Homebrewers have a particular affection and appreciation for dark beers. Often considered too harsh, bitter and assertive by the timid or uninitiated, they are just as often agreeable, even mellow. The proper use of roasted grain and malt makes them possible, and in some cases they are fairly defined, or even dominated by these emphatic specialty ingredients. They offer everything from the palate-rattling, bitter edge of stout and porter, to the soft, nutty contour of brown ale, to the delicate suggestion of smoke in Scottish ale. Their flavor contributions are many, and the powerful color that they carry can be used to full force or subtle tint.
In “light” of all this, it is important to know the discrete characteristics of these specialty grains, as they can be used alone or in combination to exquisite effect in many styles. If you are married to, or challenged by, stylistic brewing, then it is critical to get a handle on proportions lest that Scotch ale becomes a porter or Baltic porter becomes an imperial stout. On the other hand, dark beers are usually quite forgiving, so some leeway may not matter to the competent brewer. Brew and learn. The new breed, like Belgian black ale and black IPA, shows that roasted malts are certainly worthy of extrapolation.
There are four kinds of grain/malt that are considered collectively as “roasted.” They are chocolate malt, Carafa, roasted/black barley and black patent malt. All are made from malt except roasted barley. Below is a glance at them individually, followed by list of brews that run the continuum of roasty expression. They can be used as a style-defining feature grain, accent or something in between.
Chocolate malt: This specialty grain is the most eclectic of the lot, and lends nuttiness in particular, but also toasty hints of vanilla, cocoa and coffee. It resembles chocolate in color and contributes a mahogany hue to beer. The humble brown ale or dark mild particularly are excellent choices to showcase this malt, often used to set them apart as styles, but works well in tandem with fully roasted grains in most dark beers, whether ale or lager. It generally comes in at 350 to 450° L and has a higher extract potential than black grains. Dark versions are excellent for porters. Less common varieties are chocolate rye and wheat malts, if roggenbier or dunkelweizen are on your docket; and pale chocolate at 250° L and below.
Carafa®: This is actually a series of roasted malts (Reinheitsgebot-friendly) made by Weyermann of Bamburg, Germany. Weyermann themselves refer to this group as “chocolate” malt. In fact, the lightest of them is on par color wise with other chocolate malts, the dark versions similar to black patent and roasted barley (dark chocolate perhaps?), and the medium roast, somewhere in between.
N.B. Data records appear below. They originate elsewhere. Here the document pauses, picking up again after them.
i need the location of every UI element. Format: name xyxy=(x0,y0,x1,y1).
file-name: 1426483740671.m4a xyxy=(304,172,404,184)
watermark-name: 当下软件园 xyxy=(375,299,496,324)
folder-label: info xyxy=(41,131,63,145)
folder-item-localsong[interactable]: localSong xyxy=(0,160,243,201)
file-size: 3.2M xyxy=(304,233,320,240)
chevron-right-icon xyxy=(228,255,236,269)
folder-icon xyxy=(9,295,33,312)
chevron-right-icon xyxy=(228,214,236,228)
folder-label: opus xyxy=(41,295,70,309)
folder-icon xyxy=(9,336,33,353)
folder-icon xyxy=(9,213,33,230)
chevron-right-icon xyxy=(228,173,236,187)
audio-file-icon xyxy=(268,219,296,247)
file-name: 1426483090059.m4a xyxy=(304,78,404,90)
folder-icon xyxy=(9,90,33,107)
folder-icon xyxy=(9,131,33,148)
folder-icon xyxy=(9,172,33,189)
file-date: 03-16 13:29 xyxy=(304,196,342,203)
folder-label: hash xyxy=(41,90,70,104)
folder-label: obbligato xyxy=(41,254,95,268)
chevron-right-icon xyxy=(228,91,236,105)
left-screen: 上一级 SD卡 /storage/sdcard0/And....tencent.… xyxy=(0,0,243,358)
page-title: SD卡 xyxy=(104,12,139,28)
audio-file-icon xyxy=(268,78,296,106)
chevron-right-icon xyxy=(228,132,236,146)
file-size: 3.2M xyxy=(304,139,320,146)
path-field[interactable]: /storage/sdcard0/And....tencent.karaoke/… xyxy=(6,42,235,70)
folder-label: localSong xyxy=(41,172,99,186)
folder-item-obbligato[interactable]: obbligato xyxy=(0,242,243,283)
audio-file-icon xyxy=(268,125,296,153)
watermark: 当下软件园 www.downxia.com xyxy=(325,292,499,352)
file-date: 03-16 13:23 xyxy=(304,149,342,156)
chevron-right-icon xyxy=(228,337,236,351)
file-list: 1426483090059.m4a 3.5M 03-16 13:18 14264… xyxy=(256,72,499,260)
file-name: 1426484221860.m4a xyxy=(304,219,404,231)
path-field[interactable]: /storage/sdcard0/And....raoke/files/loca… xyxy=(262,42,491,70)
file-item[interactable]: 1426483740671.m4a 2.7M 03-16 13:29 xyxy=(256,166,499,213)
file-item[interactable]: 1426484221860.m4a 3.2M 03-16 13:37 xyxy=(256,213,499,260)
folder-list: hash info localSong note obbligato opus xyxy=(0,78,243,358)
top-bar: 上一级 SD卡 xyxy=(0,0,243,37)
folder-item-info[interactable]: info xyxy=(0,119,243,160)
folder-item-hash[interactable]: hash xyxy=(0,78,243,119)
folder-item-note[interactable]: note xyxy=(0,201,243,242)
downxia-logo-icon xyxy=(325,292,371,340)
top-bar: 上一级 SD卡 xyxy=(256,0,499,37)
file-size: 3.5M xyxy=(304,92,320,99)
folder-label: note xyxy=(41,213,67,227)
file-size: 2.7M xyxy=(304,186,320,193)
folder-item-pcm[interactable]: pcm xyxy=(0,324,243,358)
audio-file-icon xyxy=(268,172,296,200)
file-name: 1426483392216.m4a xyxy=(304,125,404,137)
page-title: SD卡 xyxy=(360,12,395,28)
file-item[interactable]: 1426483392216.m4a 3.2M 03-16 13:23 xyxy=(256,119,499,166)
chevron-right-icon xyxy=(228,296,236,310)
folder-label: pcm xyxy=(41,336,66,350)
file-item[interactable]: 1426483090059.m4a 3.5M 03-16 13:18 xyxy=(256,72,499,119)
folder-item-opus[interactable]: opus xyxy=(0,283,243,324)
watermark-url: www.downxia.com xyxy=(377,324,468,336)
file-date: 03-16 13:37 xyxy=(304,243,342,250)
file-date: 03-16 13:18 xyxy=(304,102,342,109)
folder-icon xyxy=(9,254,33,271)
There are three grades: I (300-375° L), II (413-450° L) and III (488-563° L). There are also two groups, regular and special, for a total of six different renderings. The special versions are partially de-husked for a smoother roast character. So if it is a softer edge you want in your darkest beers, give the special a shot. In general, all types can be used as any other roasted grain. Baltic porter and schwarzbier fairly beg for them as a prominent characteristic, and dunkel and doppelbock as an accent.
Roasted (or Black) Barley: Made from un-malted barley, it is often the signature flavoring and coloring agent in stouts of all types. Its color rating is 500° L and above. Roasted barley supplanted black patent malt in many stouts and porters since it required less processing (as it is un-malted). Aside from the inky black color that we are familiar with, it also imparts dryness, espresso and smoky notes. Irish dry stouts rely on this grain for its intense, austere and parched quality. For more complex versions of stout, it can be used with black patent and chocolate malt, and also marries well with caramel malts for a bittersweet, burnt sugar flavor. For color adjustment and accent proportions, use it in Irish red ale (red tints), all Scottish ales (faint roast), brown ale or dark mild.
Black Patent Malt: The most aggressive roast, it imparts the sharpest flavor components. Black patent is roasted at high temperatures (450° F), on the verge of carbonization. Its color is roughly the equivalent of roasted barley (500°+ L), but with a sharper edge. Flavor contribution could best be described as bitter, burnt, gritty and ashy. Nineteenth-century porters first utilized black patent and,in fact, London porters that relied on brown malt changed their recipes to accommodate this malt, which was patented in 1817. Given the love for intense roasted flavors, microbrewers are not timid about using black patent at fairly high levels (as much as 10 percent) in porters or stouts, razor edges notwithstanding. For a complex and reasonably traditional porter, a grist with 5 percent black patent and 15 percent brown or amber malt atop English base malt, fermented with a London ale yeast would get the job done admirably. For color adjustment and minor flavor contribution, a low percentage would improve brown or old ale nicely. It, like roasted barley, works well with caramel, chocolate and Munich malt in porters and stouts. Also of note, Dingemann makes a de-bittered black malt.